With 49 percent of all vulnerabilities being related to web applications in some regard, with cross-site scripting disclosures surpassing SQL injection to take the top spot, this is worrying news indeed.
Not that there was much happy reading to be had in the report generally anyway. It can be summed up as 'attackers increasingly targeted people using the Internet for monetary gain or data theft; new malicious web links have skyrocketed globally; phishing activity also on the up; and vulnerability disclosures for document readers and editors (in particular PDF documents) have soared'.
Specifically, the report found that:
Vulnerability disclosures for document readers and editors and multimedia applications are climbing dramatically. 2009 saw more than 50 percent more vulnerability disclosures for these categories versus 2008.
New malicious Web links have skyrocketed globally. The number has increased by 345 percent compared to 2008. This trend is further proof that attackers are successful at both the hosting of malicious Web pages and that Web browser-related vulnerabilities and exploitation are likely netting a serious return.
Attacks on the Web using obfuscation increased significantly. Often launched using automated exploit toolkits, many attacks use obfuscation - an attempt to hide these exploits in documents and Web pages - to avoid detection by security software. IBM Managed Security Services detected three to four times the number of obfuscated attacks in 2009 versus 2008.
Phishing rates dipped mid-year but rose dramatically in the last half of 2009. Brazil, USA and Russia were the countries where most malicious attacks originated, supplanting Spain, Italy and South Korea at the top in the 2008 report.
Phishing still takes advantage of the financial industry to target consumers. While some phishing scams target logins and passwords, others attempt to entice victims into entering detailed personal information by posing as government institutions. By industry, 61 percent of phishing emails purport to be sent by financial institutions, whereas 20 percent purport to come from government organizations.
About the only good news was that 6,601 new vulnerabilities were discovered in 2009, an 11 percent decrease over 2008. There was a decline in the largest categories of vulnerabilities such as SQL Injection, in which criminals inject malicious code into legitimate Web sites, and ActiveX, an Internet Explorer plug-in to help with tasks.

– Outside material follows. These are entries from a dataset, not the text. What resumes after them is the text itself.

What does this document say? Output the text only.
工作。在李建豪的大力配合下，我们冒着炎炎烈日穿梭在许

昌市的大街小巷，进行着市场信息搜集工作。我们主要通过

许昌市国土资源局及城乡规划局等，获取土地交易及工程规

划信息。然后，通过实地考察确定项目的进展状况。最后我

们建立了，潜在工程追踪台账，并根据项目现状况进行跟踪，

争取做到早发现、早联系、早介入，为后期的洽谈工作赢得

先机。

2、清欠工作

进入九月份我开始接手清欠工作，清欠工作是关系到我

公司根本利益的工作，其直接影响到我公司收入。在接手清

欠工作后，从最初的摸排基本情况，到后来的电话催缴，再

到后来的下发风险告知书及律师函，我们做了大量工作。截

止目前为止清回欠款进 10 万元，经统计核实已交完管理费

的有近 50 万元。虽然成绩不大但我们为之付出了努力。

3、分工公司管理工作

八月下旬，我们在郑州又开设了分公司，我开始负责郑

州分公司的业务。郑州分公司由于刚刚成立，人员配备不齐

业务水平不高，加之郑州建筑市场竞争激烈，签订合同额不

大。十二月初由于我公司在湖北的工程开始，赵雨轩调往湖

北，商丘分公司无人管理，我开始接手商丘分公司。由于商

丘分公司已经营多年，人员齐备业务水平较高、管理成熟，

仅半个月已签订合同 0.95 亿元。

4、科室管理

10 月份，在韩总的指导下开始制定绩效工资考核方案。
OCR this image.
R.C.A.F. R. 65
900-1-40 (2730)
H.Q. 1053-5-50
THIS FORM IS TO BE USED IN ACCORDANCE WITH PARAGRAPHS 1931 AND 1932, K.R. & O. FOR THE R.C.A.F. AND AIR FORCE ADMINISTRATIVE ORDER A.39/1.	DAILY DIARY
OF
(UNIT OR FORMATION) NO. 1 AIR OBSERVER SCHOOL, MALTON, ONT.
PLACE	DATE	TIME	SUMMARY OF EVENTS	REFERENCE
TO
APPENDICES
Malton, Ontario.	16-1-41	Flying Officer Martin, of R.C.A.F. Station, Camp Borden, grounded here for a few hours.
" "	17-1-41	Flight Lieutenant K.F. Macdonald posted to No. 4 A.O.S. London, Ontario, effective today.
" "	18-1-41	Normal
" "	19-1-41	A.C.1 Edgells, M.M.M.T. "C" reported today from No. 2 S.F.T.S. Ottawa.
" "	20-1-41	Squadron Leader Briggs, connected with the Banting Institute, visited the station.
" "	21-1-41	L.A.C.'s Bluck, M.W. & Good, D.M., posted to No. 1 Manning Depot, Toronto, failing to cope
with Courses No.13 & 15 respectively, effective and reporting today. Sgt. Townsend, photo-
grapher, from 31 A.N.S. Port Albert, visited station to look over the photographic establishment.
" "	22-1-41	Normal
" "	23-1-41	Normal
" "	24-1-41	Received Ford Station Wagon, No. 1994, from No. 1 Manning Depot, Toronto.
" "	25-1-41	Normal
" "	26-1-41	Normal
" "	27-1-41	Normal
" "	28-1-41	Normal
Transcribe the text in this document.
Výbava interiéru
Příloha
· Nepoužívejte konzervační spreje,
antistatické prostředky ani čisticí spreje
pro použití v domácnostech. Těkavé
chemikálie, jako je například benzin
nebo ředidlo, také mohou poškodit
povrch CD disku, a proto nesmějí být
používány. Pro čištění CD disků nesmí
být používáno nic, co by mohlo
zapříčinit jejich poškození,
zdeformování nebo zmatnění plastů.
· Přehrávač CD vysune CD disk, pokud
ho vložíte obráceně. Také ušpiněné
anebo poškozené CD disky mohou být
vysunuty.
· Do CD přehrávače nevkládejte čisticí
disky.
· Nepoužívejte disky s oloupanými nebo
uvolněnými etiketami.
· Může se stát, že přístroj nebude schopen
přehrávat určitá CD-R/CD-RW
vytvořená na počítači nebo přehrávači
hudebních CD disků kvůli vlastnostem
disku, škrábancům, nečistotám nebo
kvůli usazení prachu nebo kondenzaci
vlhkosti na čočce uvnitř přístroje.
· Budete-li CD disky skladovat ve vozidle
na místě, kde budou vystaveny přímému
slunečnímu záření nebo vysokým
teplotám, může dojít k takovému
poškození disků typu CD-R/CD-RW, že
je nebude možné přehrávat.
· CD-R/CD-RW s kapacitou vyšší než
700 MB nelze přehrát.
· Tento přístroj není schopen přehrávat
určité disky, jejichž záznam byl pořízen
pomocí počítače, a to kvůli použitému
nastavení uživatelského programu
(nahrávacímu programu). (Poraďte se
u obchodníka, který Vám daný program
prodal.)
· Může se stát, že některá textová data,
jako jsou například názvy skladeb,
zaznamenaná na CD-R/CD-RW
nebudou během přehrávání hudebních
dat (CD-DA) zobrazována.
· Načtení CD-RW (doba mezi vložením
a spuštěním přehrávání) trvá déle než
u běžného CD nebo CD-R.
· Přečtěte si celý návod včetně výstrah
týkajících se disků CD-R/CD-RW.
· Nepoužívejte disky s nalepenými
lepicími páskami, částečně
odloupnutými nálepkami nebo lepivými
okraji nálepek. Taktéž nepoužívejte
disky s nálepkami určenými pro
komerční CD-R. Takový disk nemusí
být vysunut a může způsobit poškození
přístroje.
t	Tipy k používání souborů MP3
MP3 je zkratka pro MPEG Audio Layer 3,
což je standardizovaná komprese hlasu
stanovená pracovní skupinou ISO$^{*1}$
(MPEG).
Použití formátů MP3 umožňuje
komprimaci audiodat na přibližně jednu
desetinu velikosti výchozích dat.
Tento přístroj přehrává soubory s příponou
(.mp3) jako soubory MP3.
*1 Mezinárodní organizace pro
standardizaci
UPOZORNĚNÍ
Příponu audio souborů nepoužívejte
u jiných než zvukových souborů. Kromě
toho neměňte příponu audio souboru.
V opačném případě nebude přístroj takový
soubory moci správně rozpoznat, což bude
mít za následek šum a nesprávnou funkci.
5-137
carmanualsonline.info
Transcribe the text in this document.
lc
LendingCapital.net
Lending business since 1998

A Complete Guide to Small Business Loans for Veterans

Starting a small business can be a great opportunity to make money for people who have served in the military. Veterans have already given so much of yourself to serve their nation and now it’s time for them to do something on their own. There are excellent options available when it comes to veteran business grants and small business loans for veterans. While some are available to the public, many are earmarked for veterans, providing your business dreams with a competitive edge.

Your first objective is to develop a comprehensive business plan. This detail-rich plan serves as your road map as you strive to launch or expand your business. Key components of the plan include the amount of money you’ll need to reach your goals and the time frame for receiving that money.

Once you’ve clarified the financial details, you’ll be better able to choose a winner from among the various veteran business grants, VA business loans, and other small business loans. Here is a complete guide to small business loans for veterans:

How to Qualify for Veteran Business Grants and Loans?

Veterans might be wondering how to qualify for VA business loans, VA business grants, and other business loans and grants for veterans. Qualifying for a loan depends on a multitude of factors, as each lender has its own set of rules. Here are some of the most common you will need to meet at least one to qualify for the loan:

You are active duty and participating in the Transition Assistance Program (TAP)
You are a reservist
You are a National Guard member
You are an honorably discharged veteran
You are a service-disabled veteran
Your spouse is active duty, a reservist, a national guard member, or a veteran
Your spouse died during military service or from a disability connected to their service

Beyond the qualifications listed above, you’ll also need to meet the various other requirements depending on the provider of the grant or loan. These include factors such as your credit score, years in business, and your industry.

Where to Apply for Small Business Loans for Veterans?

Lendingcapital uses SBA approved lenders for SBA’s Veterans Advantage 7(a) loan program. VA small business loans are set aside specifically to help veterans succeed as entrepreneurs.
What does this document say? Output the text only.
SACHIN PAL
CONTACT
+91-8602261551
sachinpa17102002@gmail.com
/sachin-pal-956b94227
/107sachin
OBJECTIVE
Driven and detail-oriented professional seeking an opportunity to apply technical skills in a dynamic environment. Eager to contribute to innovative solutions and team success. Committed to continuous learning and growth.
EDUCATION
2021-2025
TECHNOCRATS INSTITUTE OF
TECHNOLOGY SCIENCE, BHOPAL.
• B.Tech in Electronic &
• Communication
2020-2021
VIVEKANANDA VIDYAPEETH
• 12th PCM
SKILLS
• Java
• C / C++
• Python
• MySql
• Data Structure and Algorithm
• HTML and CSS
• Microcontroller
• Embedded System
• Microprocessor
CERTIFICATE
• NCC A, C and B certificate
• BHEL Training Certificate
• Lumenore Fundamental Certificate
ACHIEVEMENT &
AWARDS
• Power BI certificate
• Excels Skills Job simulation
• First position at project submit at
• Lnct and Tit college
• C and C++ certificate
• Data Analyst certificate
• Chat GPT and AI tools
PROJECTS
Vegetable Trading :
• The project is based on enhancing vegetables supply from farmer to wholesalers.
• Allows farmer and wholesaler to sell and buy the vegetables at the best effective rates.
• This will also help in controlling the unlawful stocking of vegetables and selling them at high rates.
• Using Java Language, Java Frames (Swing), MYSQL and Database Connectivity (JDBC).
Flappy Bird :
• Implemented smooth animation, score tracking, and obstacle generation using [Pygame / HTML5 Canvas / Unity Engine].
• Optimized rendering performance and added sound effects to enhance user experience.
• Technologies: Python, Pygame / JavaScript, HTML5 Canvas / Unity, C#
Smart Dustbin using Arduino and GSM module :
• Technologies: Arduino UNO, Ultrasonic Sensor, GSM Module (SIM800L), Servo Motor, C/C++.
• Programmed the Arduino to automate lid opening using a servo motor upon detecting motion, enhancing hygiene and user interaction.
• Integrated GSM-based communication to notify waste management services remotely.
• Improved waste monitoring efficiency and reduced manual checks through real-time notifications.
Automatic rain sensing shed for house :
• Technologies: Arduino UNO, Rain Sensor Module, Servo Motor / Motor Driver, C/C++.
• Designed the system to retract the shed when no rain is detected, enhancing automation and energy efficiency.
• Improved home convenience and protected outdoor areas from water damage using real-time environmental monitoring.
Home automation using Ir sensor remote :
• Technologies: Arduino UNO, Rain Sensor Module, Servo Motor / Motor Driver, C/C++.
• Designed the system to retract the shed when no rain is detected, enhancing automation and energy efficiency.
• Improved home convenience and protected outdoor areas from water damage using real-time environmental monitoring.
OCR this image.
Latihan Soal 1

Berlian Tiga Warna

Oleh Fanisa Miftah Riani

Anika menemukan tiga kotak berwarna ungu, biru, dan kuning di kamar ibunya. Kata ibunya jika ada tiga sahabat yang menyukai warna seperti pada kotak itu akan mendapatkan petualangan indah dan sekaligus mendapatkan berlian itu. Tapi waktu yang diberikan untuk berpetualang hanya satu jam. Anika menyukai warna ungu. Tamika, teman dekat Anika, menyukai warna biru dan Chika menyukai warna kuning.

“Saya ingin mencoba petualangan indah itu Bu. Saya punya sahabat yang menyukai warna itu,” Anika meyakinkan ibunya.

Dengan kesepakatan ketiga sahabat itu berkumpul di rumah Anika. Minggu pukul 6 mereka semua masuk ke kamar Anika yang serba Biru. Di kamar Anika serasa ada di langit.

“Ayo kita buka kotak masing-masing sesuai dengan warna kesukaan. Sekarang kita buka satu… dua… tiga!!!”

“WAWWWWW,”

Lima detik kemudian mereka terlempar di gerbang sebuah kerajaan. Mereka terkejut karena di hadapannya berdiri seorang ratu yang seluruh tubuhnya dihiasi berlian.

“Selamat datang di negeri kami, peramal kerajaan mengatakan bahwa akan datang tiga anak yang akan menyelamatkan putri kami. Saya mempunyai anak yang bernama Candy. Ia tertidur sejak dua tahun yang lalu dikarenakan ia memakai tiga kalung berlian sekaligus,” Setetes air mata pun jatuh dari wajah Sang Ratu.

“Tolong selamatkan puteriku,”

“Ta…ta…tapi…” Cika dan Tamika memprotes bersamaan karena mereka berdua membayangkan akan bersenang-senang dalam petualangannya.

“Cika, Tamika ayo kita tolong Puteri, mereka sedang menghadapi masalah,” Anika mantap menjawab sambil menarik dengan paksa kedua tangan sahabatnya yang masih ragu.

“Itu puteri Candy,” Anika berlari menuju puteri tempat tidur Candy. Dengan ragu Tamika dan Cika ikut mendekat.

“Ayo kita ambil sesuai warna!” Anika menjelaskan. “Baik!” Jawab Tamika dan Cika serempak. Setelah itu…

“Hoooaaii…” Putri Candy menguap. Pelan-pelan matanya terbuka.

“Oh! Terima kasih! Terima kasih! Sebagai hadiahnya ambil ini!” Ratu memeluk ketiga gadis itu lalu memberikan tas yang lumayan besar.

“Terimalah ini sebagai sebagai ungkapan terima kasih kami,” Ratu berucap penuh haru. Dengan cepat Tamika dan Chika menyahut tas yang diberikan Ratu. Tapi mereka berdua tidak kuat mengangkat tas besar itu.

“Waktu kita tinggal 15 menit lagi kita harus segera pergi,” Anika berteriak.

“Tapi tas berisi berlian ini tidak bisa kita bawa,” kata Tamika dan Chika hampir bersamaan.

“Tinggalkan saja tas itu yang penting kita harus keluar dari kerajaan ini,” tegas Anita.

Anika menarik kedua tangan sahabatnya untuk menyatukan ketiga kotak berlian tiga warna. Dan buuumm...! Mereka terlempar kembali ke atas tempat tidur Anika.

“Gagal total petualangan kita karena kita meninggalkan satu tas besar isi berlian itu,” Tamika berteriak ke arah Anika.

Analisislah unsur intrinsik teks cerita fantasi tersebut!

This may indicate some of the more easily discovered vulnerabilities in these classes have been eliminated and security is improving.
"Despite the ever-changing threat landscape, this report indicates that overall, vendors are doing a better job responding to security vulnerabilities" said Tom Cross, manager of IBM X-Force Research. "However, attackers have clearly not been deterred, as the use of malicious exploit code in Web sites is expanding at a dramatic rate".